In the USA, the economy grew in real terms by 2.5 percent, in 2015 on the back of a robust expansion in employment, higher salaries, housing construction and corporate investments. In the next couple of years, a relatively slower rate of growth of around two percent is expected.
The economic monitor of the Liechtenstein Financial Market Authority (FMA) is observing a continuing slow recovery of the European economy based on lower oil prices, the devaluation of the Euro and an ongoing expansive monetary policy.
The lifting of support for the minimum Euro exchange rate on 15 January 2015 by the Swiss National Bank (SNB), as well as the weaker development of world trade and the somewhat slower momentum of the domestic business growth led to a clear slowdown in the Swiss economy in 2015. Investments in construction saw a fall and foreign trade developed moderately. The State Secretariat for Economic Affairs (SECO) expects a slow economic recovery. GDP growth of 0.8 percent is expected for 2015 and 1.5 percent for 2016
According to the Department of Statistics, the upward revaluation of the Swiss Franc has acted as a brake on the development of the Liechtenstein economy in 2015. Exports of goods to European countries and Asia decreased whereas exports to the USA increased slightly. In total, exports fell by 6.9 percent. Employment grew only slightly. Economic prospects are subdued.
Interest rates and currencies
The financial markets are distinguished by an increasingly divergent monetary policy situation between the USA and the other major currency areas. On the one side, in December 2015, the US Federal Reserve raised interest rates slightly by 0.25 percentage points for the first time since 2006. On the other, the European Central Bank (ECB) and the Swiss National Bank (SNB) are continuing with their expansive monetary policy. Throughout the world long-term interest rates remain at an extremely low level.
This development is reflected in the foreign currency markets. The US Dollar is strengthening while the Swiss Franc and Euro are tending downwards.
In view of the sluggish economic growth and the extremely low level of inflation, the ECB relaxed its monetary policy still further in December. Its most important measures included reducing the already negative interest rate for deposits from –0.2 percent to –0.3 percent and extending its bond purchasing programme (i. e. quantitative easing) amounting to EUR 60 billion per month until at least March 2017.
Since lifting its support for the minimum exchange rate for the Euro, the SNB is continuing to base its monetary policy on two pillars, i. e. negative interest rates and targeted interventions on the currency market. In December 2015, the SNB decided to leave the target range for three-month LIBOR at between –1.25 percent and –0.25 percent and the (penalty) interest rate for demand deposits at –0.75 percent.

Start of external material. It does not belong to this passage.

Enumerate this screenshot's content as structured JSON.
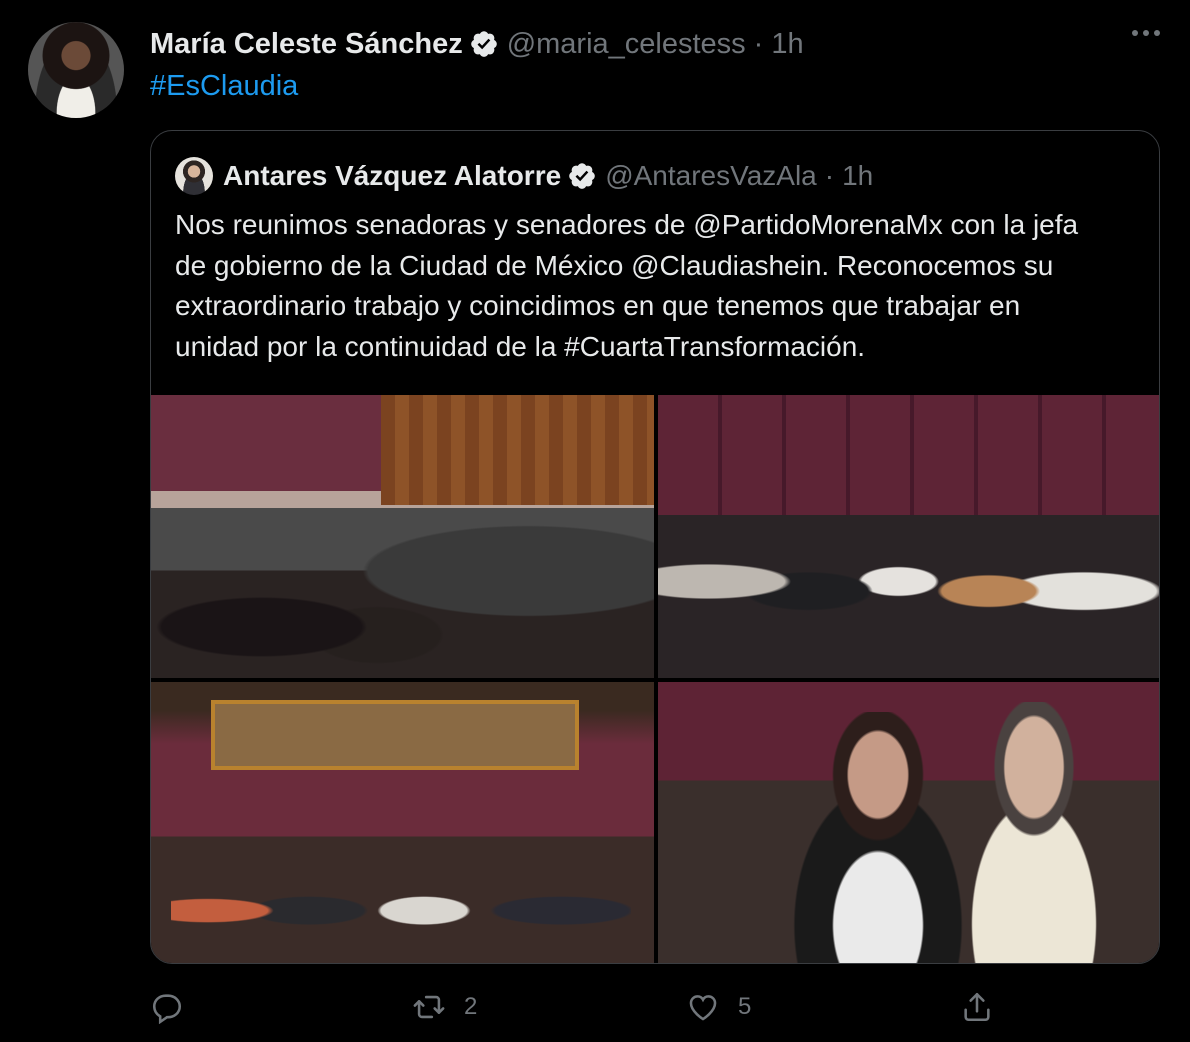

2015 brought a slight minus of about two percent for the key Swiss Market Index (SMI), which lists the 20 most important equities. In an international comparison, the SMI turned in a modest performance. Thus, for example, the DAX in Frankfurt and the French CAC 40 were both up around 10 percent, while the Nikkei in Japan rose about 9 percent and the Nasdaq tech index in the US by about 8 percent. A weaker performance than the SMI was posted by the British FTSE 100 in London ( minus 4 %), while the performance of the Dow Jones Industrial, was roughly the same as the SMI with a minus of about two percent.